As Butler himself would describe, his career was marked with heroism, including two Medals of Honor, but this heroism was carried out entirely in the service of American companies, including United Fruit, Standard Oil, and Morgan Stanley. American foreign policy involved manufacturing an incident, a cassus belli to send the Marines, using superior firepower to knock out local resistance, and then setting up a pro-American gendarmie, while maintaining American control over customs and key strategic resources. Haiti is perhaps the most demonstrative case, as Butler's Marines stole the national gold reserves in a bank heist, deposed Parliament when they balked at a new constitution which would permit foreigners to own land, and used forced corvee labor to expand the national road network.
On retirement, Butler became a staunch anti-militarist. In one of the odder moments, he alleged that a Business Plot, orchestrated by bond salesmen Gerald P. MacGuire and Grayson M–P Murphy, had approached him to lead an army of veterans in coup to overthrow FDR. There is little evidence for the Business Plot, aside from Butler's testimony, and the investigation at the time was certainly bungled. The outline is plausible, except it's unclear why anyone would pick Butler as their man on a white horse when Douglas MacArthur is right there. Butler spent the 30s campaigning against fascism, war and Wall Street, and passed away in 1940 of stomach cancer.

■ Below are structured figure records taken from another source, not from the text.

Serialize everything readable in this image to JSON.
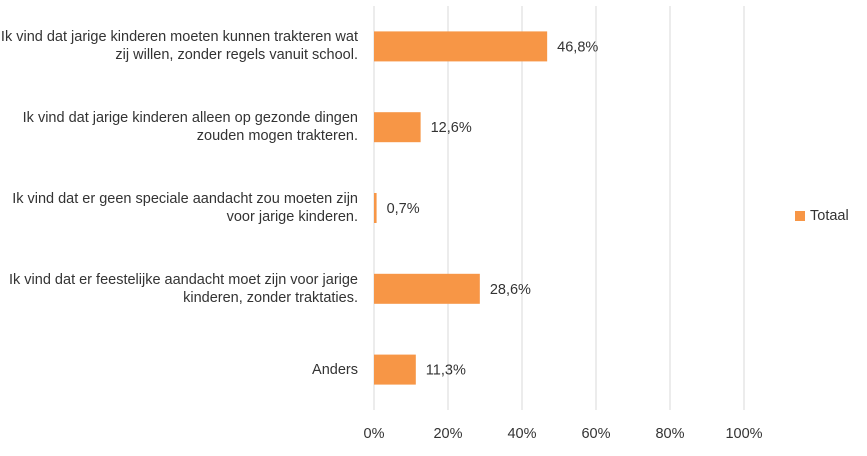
{
  "chart_data": {
    "type": "bar",
    "orientation": "horizontal",
    "categories": [
      "Ik vind dat jarige kinderen moeten kunnen trakteren wat zij willen, zonder regels vanuit school.",
      "Ik vind dat jarige kinderen alleen op gezonde dingen zouden mogen trakteren.",
      "Ik vind dat er geen speciale aandacht zou moeten zijn voor jarige kinderen.",
      "Ik vind dat er feestelijke aandacht moet zijn voor jarige kinderen, zonder traktaties.",
      "Anders"
    ],
    "series": [
      {
        "name": "Totaal",
        "values": [
          46.8,
          12.6,
          0.7,
          28.6,
          11.3
        ],
        "data_labels": [
          "46,8%",
          "12,6%",
          "0,7%",
          "28,6%",
          "11,3%"
        ],
        "color": "#F79646"
      }
    ],
    "xlim": [
      0,
      100
    ],
    "xticks": [
      0,
      20,
      40,
      60,
      80,
      100
    ],
    "xtick_labels": [
      "0%",
      "20%",
      "40%",
      "60%",
      "80%",
      "100%"
    ],
    "grid": "vertical",
    "legend_position": "right"
  },
  "legend": {
    "label": "Totaal"
  },
  "colors": {
    "bar": "#F79646",
    "grid": "#D9D9D9",
    "text": "#333333"
  }
}
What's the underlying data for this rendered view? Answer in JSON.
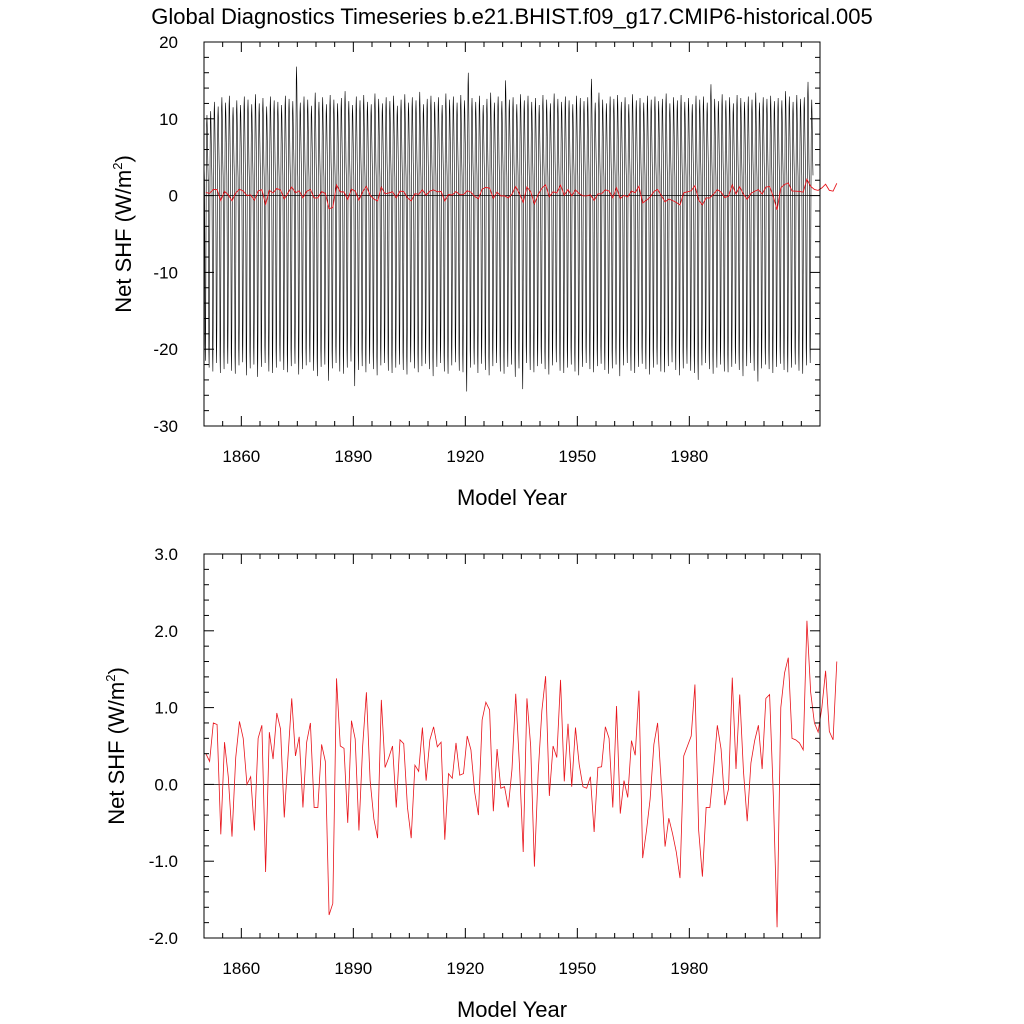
{
  "title": "Global Diagnostics Timeseries b.e21.BHIST.f09_g17.CMIP6-historical.005",
  "colors": {
    "monthly": "#000000",
    "annual": "#e8141b",
    "axis": "#000000",
    "zero_line": "#000000"
  },
  "chart_data": [
    {
      "type": "line",
      "panel": "top",
      "xlabel": "Model Year",
      "ylabel_main": "Net SHF (W/m",
      "ylabel_sup": "2",
      "ylabel_close": ")",
      "xlim": [
        1850,
        2015
      ],
      "ylim": [
        -30,
        20
      ],
      "xticks": [
        1860,
        1890,
        1920,
        1950,
        1980
      ],
      "yticks": [
        20,
        10,
        0,
        -10,
        -20,
        -30
      ],
      "ytick_labels": [
        "20",
        "10",
        "0",
        "-10",
        "-20",
        "-30"
      ],
      "reference_line": 0,
      "series": [
        {
          "name": "monthly",
          "kind": "seasonal cycle per year (12 points/year)",
          "year_start": 1850,
          "year_end": 2014,
          "annual_max": [
            10.5,
            11.0,
            12.2,
            11.6,
            12.8,
            12.1,
            13.0,
            11.5,
            12.4,
            11.8,
            12.9,
            12.5,
            11.9,
            13.2,
            12.0,
            12.7,
            11.6,
            12.9,
            12.4,
            12.2,
            11.8,
            13.0,
            12.6,
            12.3,
            16.8,
            12.1,
            12.9,
            12.5,
            11.7,
            13.4,
            12.2,
            12.8,
            11.9,
            13.1,
            12.5,
            12.0,
            12.7,
            13.6,
            12.3,
            11.8,
            12.9,
            12.4,
            13.1,
            12.2,
            11.9,
            13.3,
            12.6,
            12.0,
            12.8,
            12.3,
            13.0,
            11.7,
            12.5,
            13.2,
            12.1,
            12.8,
            12.4,
            13.5,
            11.9,
            12.6,
            13.0,
            12.2,
            12.8,
            11.8,
            13.3,
            12.5,
            12.9,
            12.1,
            13.1,
            12.4,
            16.0,
            12.7,
            12.2,
            13.0,
            11.8,
            12.6,
            13.4,
            12.1,
            12.9,
            12.3,
            15.0,
            12.5,
            12.8,
            11.9,
            13.2,
            12.4,
            13.0,
            12.2,
            12.7,
            11.8,
            13.1,
            12.5,
            12.0,
            13.3,
            12.6,
            12.2,
            12.9,
            12.4,
            11.9,
            13.0,
            12.7,
            12.3,
            12.8,
            15.2,
            12.1,
            13.4,
            12.5,
            12.0,
            12.9,
            12.6,
            13.1,
            12.2,
            12.8,
            11.9,
            13.2,
            12.4,
            12.7,
            12.1,
            13.0,
            12.5,
            12.9,
            12.3,
            12.6,
            13.3,
            12.0,
            12.8,
            12.4,
            13.1,
            12.2,
            12.7,
            11.9,
            13.0,
            12.5,
            12.9,
            12.1,
            14.5,
            12.6,
            12.3,
            13.2,
            12.4,
            12.8,
            12.0,
            13.1,
            12.7,
            12.2,
            12.9,
            12.5,
            13.4,
            12.1,
            12.8,
            12.6,
            13.0,
            12.3,
            12.7,
            12.4,
            13.6,
            12.9,
            12.2,
            13.1,
            12.6,
            12.8,
            14.8,
            12.5,
            13.2,
            14.2
          ],
          "annual_min": [
            -21.5,
            -22.4,
            -22.9,
            -21.8,
            -23.1,
            -22.6,
            -21.9,
            -22.8,
            -23.2,
            -22.1,
            -21.7,
            -23.4,
            -22.5,
            -22.0,
            -23.6,
            -22.3,
            -21.8,
            -22.9,
            -23.1,
            -22.4,
            -21.6,
            -22.7,
            -23.0,
            -22.2,
            -21.9,
            -23.3,
            -22.6,
            -22.1,
            -21.7,
            -22.8,
            -23.5,
            -22.3,
            -22.0,
            -24.1,
            -22.5,
            -21.8,
            -22.9,
            -23.2,
            -22.4,
            -21.6,
            -24.8,
            -22.7,
            -22.2,
            -23.0,
            -21.9,
            -22.6,
            -23.4,
            -22.1,
            -21.8,
            -22.8,
            -23.1,
            -22.4,
            -22.0,
            -22.7,
            -23.3,
            -21.7,
            -22.5,
            -23.0,
            -22.2,
            -21.9,
            -22.6,
            -23.5,
            -22.3,
            -21.8,
            -22.9,
            -23.2,
            -22.1,
            -21.7,
            -22.8,
            -23.0,
            -25.5,
            -22.4,
            -22.0,
            -23.1,
            -21.9,
            -22.7,
            -23.4,
            -22.2,
            -21.8,
            -22.9,
            -23.2,
            -22.3,
            -22.0,
            -23.6,
            -22.5,
            -25.2,
            -21.8,
            -22.7,
            -23.0,
            -22.2,
            -21.9,
            -22.6,
            -23.3,
            -22.1,
            -21.7,
            -22.8,
            -23.1,
            -22.4,
            -22.0,
            -22.9,
            -23.4,
            -22.3,
            -21.8,
            -22.6,
            -23.0,
            -22.2,
            -21.9,
            -22.7,
            -23.2,
            -22.5,
            -22.0,
            -23.5,
            -22.1,
            -21.8,
            -22.8,
            -23.1,
            -22.3,
            -21.9,
            -22.6,
            -23.3,
            -22.4,
            -22.0,
            -22.9,
            -23.0,
            -22.2,
            -21.7,
            -22.7,
            -23.4,
            -22.5,
            -21.9,
            -22.8,
            -23.1,
            -24.0,
            -22.1,
            -21.8,
            -22.6,
            -23.2,
            -22.4,
            -22.0,
            -22.9,
            -23.0,
            -22.3,
            -21.9,
            -22.7,
            -23.5,
            -22.2,
            -21.8,
            -22.8,
            -24.2,
            -22.5,
            -22.0,
            -22.6,
            -23.1,
            -22.3,
            -21.9,
            -22.7,
            -23.0,
            -22.4,
            -22.0,
            -22.8,
            -23.2,
            -22.1,
            -21.8
          ]
        },
        {
          "name": "annual",
          "color": "#e8141b",
          "x_start": 1850,
          "step": 1,
          "values": [
            0.4,
            0.3,
            0.8,
            0.78,
            -0.65,
            0.55,
            0.1,
            -0.68,
            0.35,
            0.82,
            0.6,
            0.0,
            0.1,
            -0.6,
            0.6,
            0.77,
            -1.14,
            0.68,
            0.33,
            0.93,
            0.72,
            -0.43,
            0.36,
            1.12,
            0.37,
            0.62,
            -0.3,
            0.55,
            0.8,
            -0.3,
            -0.3,
            0.52,
            0.3,
            -1.7,
            -1.55,
            1.38,
            0.5,
            0.47,
            -0.5,
            0.83,
            0.59,
            -0.6,
            0.5,
            1.2,
            0.05,
            -0.45,
            -0.7,
            1.1,
            0.22,
            0.35,
            0.5,
            -0.3,
            0.58,
            0.53,
            -0.3,
            -0.7,
            0.25,
            0.17,
            0.74,
            0.05,
            0.58,
            0.75,
            0.49,
            0.55,
            -0.72,
            0.14,
            0.08,
            0.54,
            0.12,
            0.14,
            0.63,
            0.45,
            -0.1,
            -0.4,
            0.84,
            1.07,
            0.97,
            -0.35,
            0.46,
            -0.05,
            -0.03,
            -0.3,
            0.2,
            1.18,
            0.25,
            -0.88,
            1.12,
            0.5,
            -1.07,
            0.14,
            0.96,
            1.41,
            -0.15,
            0.5,
            0.35,
            1.36,
            0.04,
            0.79,
            -0.03,
            0.74,
            0.26,
            -0.03,
            -0.05,
            0.1,
            -0.62,
            0.22,
            0.23,
            0.75,
            0.6,
            -0.3,
            1.02,
            -0.38,
            0.05,
            -0.17,
            0.57,
            0.38,
            1.22,
            -0.96,
            -0.61,
            -0.19,
            0.52,
            0.8,
            0.0,
            -0.81,
            -0.44,
            -0.64,
            -0.88,
            -1.22,
            0.37,
            0.5,
            0.63,
            1.3,
            -0.6,
            -1.2,
            -0.3,
            -0.3,
            0.2,
            0.77,
            0.46,
            -0.27,
            -0.06,
            1.39,
            0.2,
            1.17,
            0.17,
            -0.48,
            0.28,
            0.57,
            0.77,
            0.2,
            1.12,
            1.17,
            -0.15,
            -1.86,
            1.0,
            1.45,
            1.65,
            0.6,
            0.58,
            0.54,
            0.45,
            2.13,
            1.2,
            0.8,
            0.68,
            1.0,
            1.48,
            0.69,
            0.58,
            1.6
          ]
        }
      ]
    },
    {
      "type": "line",
      "panel": "bottom",
      "xlabel": "Model Year",
      "ylabel_main": "Net SHF (W/m",
      "ylabel_sup": "2",
      "ylabel_close": ")",
      "xlim": [
        1850,
        2015
      ],
      "ylim": [
        -2.0,
        3.0
      ],
      "xticks": [
        1860,
        1890,
        1920,
        1950,
        1980
      ],
      "yticks": [
        3.0,
        2.0,
        1.0,
        0.0,
        -1.0,
        -2.0
      ],
      "ytick_labels": [
        "3.0",
        "2.0",
        "1.0",
        "0.0",
        "-1.0",
        "-2.0"
      ],
      "reference_line": 0,
      "series_ref": "annual"
    }
  ]
}
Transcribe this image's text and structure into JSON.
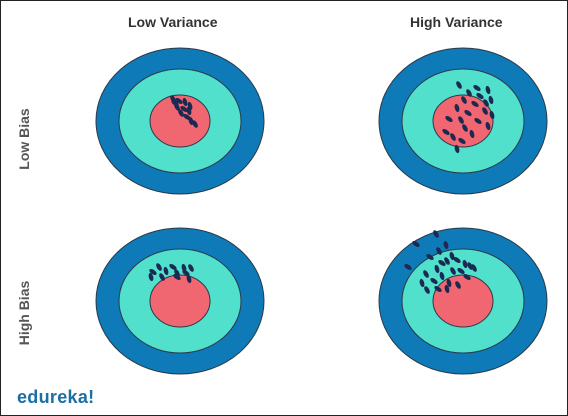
{
  "columns": {
    "left": "Low Variance",
    "right": "High Variance"
  },
  "rows": {
    "top": "Low Bias",
    "bottom": "High Bias"
  },
  "logo": {
    "text": "edureka!"
  },
  "colors": {
    "outer_ring": "#0e7ab8",
    "middle_ring": "#50e0cc",
    "bullseye": "#f06671",
    "hit": "#1c2a52",
    "ring_stroke": "#2a3a4a"
  }
}
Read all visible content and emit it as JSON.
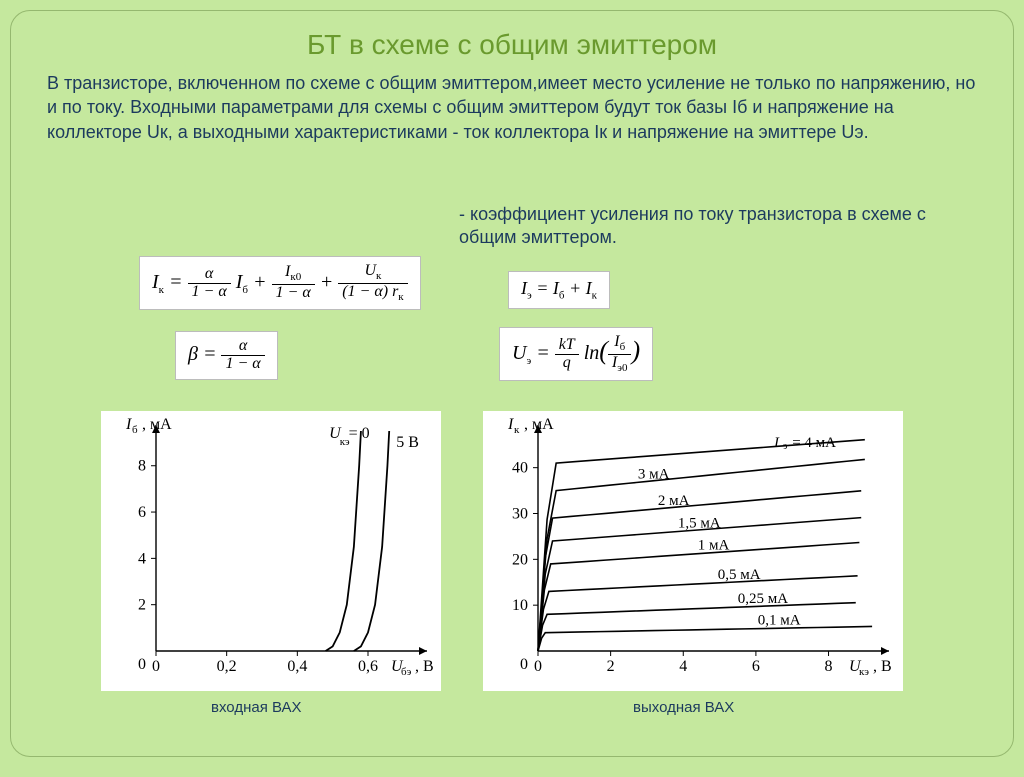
{
  "title": "БТ в схеме с общим эмиттером",
  "body_text": "В транзисторе, включенном по схеме с общим эмиттером,имеет место усиление не только по напряжению, но и по току. Входными параметрами для схемы с общим эмиттером будут ток базы Iб и напряжение на коллекторе Uк, а выходными характеристиками - ток коллектора Iк и напряжение на эмиттере Uэ.",
  "coef_note": "- коэффициент усиления по току транзистора в схеме с общим эмиттером.",
  "formulas": {
    "f1_html": "I<sub>к</sub> = <span class='frac'><span class='num'>α</span><span class='den'>1 − α</span></span> I<sub>б</sub> + <span class='frac'><span class='num'>I<sub>к0</sub></span><span class='den'>1 − α</span></span> + <span class='frac'><span class='num'>U<sub>к</sub></span><span class='den'>(1 − α) r<sub>к</sub></span></span>",
    "f2_html": "β = <span class='frac'><span class='num'>α</span><span class='den'>1 − α</span></span>",
    "f3_html": "I<sub>э</sub> = I<sub>б</sub> + I<sub>к</sub>",
    "f4_html": "U<sub>э</sub> = <span class='frac'><span class='num'>kT</span><span class='den'>q</span></span> ln<span style='font-size:26px'>(</span><span class='frac'><span class='num'>I<sub>б</sub></span><span class='den'>I<sub>э0</sub></span></span><span style='font-size:26px'>)</span>"
  },
  "chart_left": {
    "type": "line",
    "title": "входная ВАХ",
    "x_label": "Uбэ, В",
    "y_label": "Iб, мА",
    "x_ticks": [
      0,
      0.2,
      0.4,
      0.6
    ],
    "y_ticks": [
      0,
      2,
      4,
      6,
      8
    ],
    "xlim": [
      0,
      0.75
    ],
    "ylim": [
      0,
      9.5
    ],
    "background_color": "#ffffff",
    "line_color": "#000000",
    "line_width": 1.8,
    "font_size": 16,
    "curves": [
      {
        "label": "Uкэ = 0",
        "points": [
          [
            0.48,
            0
          ],
          [
            0.5,
            0.2
          ],
          [
            0.52,
            0.8
          ],
          [
            0.54,
            2.0
          ],
          [
            0.56,
            4.5
          ],
          [
            0.575,
            8.0
          ],
          [
            0.58,
            9.5
          ]
        ]
      },
      {
        "label": "5 В",
        "points": [
          [
            0.56,
            0
          ],
          [
            0.58,
            0.2
          ],
          [
            0.6,
            0.8
          ],
          [
            0.62,
            2.0
          ],
          [
            0.64,
            4.5
          ],
          [
            0.655,
            8.0
          ],
          [
            0.66,
            9.5
          ]
        ]
      }
    ]
  },
  "chart_right": {
    "type": "line",
    "title": "выходная ВАХ",
    "x_label": "Uкэ, В",
    "y_label": "Iк, мА",
    "x_ticks": [
      0,
      2,
      4,
      6,
      8
    ],
    "y_ticks": [
      0,
      10,
      20,
      30,
      40
    ],
    "xlim": [
      0,
      9.5
    ],
    "ylim": [
      0,
      48
    ],
    "background_color": "#ffffff",
    "line_color": "#000000",
    "line_width": 1.6,
    "font_size": 16,
    "curves": [
      {
        "label": "Iэ = 4 мА",
        "knee": 0.5,
        "y0": 41,
        "slope": 0.6
      },
      {
        "label": "3 мА",
        "knee": 0.5,
        "y0": 35,
        "slope": 0.8
      },
      {
        "label": "2 мА",
        "knee": 0.4,
        "y0": 29,
        "slope": 0.7
      },
      {
        "label": "1,5 мА",
        "knee": 0.4,
        "y0": 24,
        "slope": 0.6
      },
      {
        "label": "1 мА",
        "knee": 0.35,
        "y0": 19,
        "slope": 0.55
      },
      {
        "label": "0,5 мА",
        "knee": 0.3,
        "y0": 13,
        "slope": 0.4
      },
      {
        "label": "0,25 мА",
        "knee": 0.25,
        "y0": 8,
        "slope": 0.3
      },
      {
        "label": "0,1 мА",
        "knee": 0.2,
        "y0": 4,
        "slope": 0.15
      }
    ]
  },
  "captions": {
    "left": "входная ВАХ",
    "right": "выходная ВАХ"
  }
}
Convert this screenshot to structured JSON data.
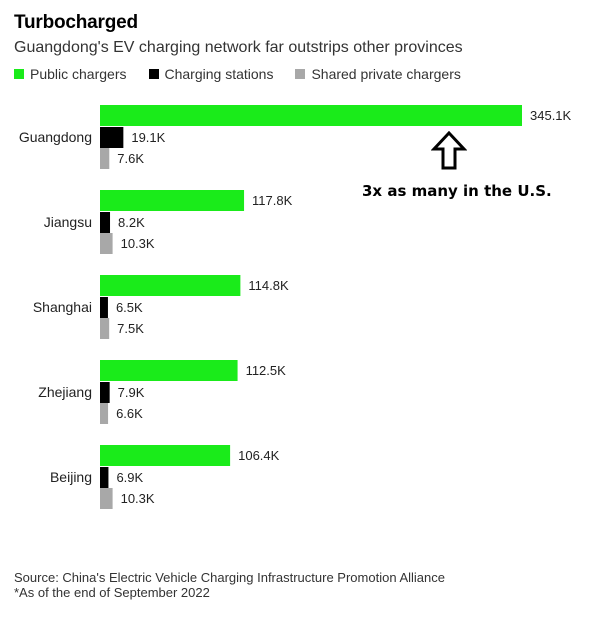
{
  "title": "Turbocharged",
  "subtitle": "Guangdong's EV charging network far outstrips other provinces",
  "colors": {
    "public": "#1aeb1a",
    "stations": "#000000",
    "shared": "#a8a8a8"
  },
  "annotation": {
    "text": "3x as many in the U.S.",
    "icon": "up-arrow-outline-icon"
  },
  "source": {
    "line1": "Source: China's Electric Vehicle Charging Infrastructure Promotion Alliance",
    "line2": "*As of the end of September 2022"
  },
  "chart_data": {
    "type": "bar",
    "orientation": "horizontal",
    "title": "Turbocharged",
    "subtitle": "Guangdong's EV charging network far outstrips other provinces",
    "categories": [
      "Guangdong",
      "Jiangsu",
      "Shanghai",
      "Zhejiang",
      "Beijing"
    ],
    "series": [
      {
        "name": "Public chargers",
        "values": [
          345.1,
          117.8,
          114.8,
          112.5,
          106.4
        ],
        "labels": [
          "345.1K",
          "117.8K",
          "114.8K",
          "112.5K",
          "106.4K"
        ]
      },
      {
        "name": "Charging stations",
        "values": [
          19.1,
          8.2,
          6.5,
          7.9,
          6.9
        ],
        "labels": [
          "19.1K",
          "8.2K",
          "6.5K",
          "7.9K",
          "6.9K"
        ]
      },
      {
        "name": "Shared private chargers",
        "values": [
          7.6,
          10.3,
          7.5,
          6.6,
          10.3
        ],
        "labels": [
          "7.6K",
          "10.3K",
          "7.5K",
          "6.6K",
          "10.3K"
        ]
      }
    ],
    "xlim": [
      0,
      345.1
    ],
    "legend_position": "top-left",
    "grid": false
  }
}
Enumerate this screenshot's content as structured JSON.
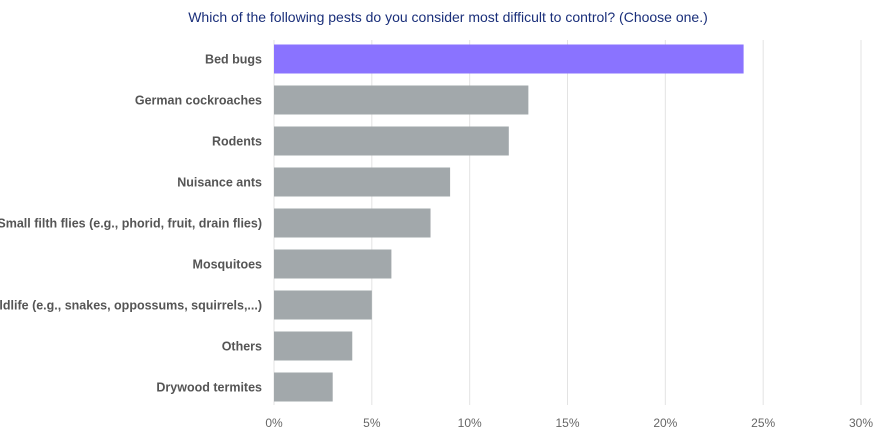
{
  "chart_data": {
    "type": "bar",
    "orientation": "horizontal",
    "title": "Which of the following pests do you consider most difficult to control? (Choose one.)",
    "categories": [
      "Bed bugs",
      "German cockroaches",
      "Rodents",
      "Nuisance ants",
      "Small filth flies (e.g., phorid, fruit, drain flies)",
      "Mosquitoes",
      "Wildlife (e.g., snakes, oppossums, squirrels,...)",
      "Others",
      "Drywood termites"
    ],
    "values": [
      24,
      13,
      12,
      9,
      8,
      6,
      5,
      4,
      3
    ],
    "unit": "%",
    "xlim": [
      0,
      30
    ],
    "xticks": [
      "0%",
      "5%",
      "10%",
      "15%",
      "20%",
      "25%",
      "30%"
    ],
    "grid": true,
    "colors": {
      "highlight": "#8a73ff",
      "default": "#a2a8ab",
      "grid": "#e3e3e3",
      "title": "#1a2f7a"
    }
  }
}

Katz mixes the history with a contemporary travelogue to the places Butler touched, looking at how American Empire is remembered by the descendents of those who experienced it. I'm mixed on the blend. We live in a world Butler warned us about, decades of anti-Communist containment blending easily into the War on Drugs and the War on Terror, a bloody empire where as Butler warned and Fanon described, the violence of the frontier has come home to the metropole. But Katz is much less engaging as a subject than Butler himself. Butler's 'small wars' are the direct ancestors of today's counter-terrorism and counter-insurgency tactics, and while anyone who's paying attention can see the parallels, I wish more words had been used in analysis than on tourism. Still, there might not be an easier way to demonstrate the blunt fact that America's Empire is not a matter of the past, an embarrassing colonial interlude by our great-great-grandparents, but a live and going concern.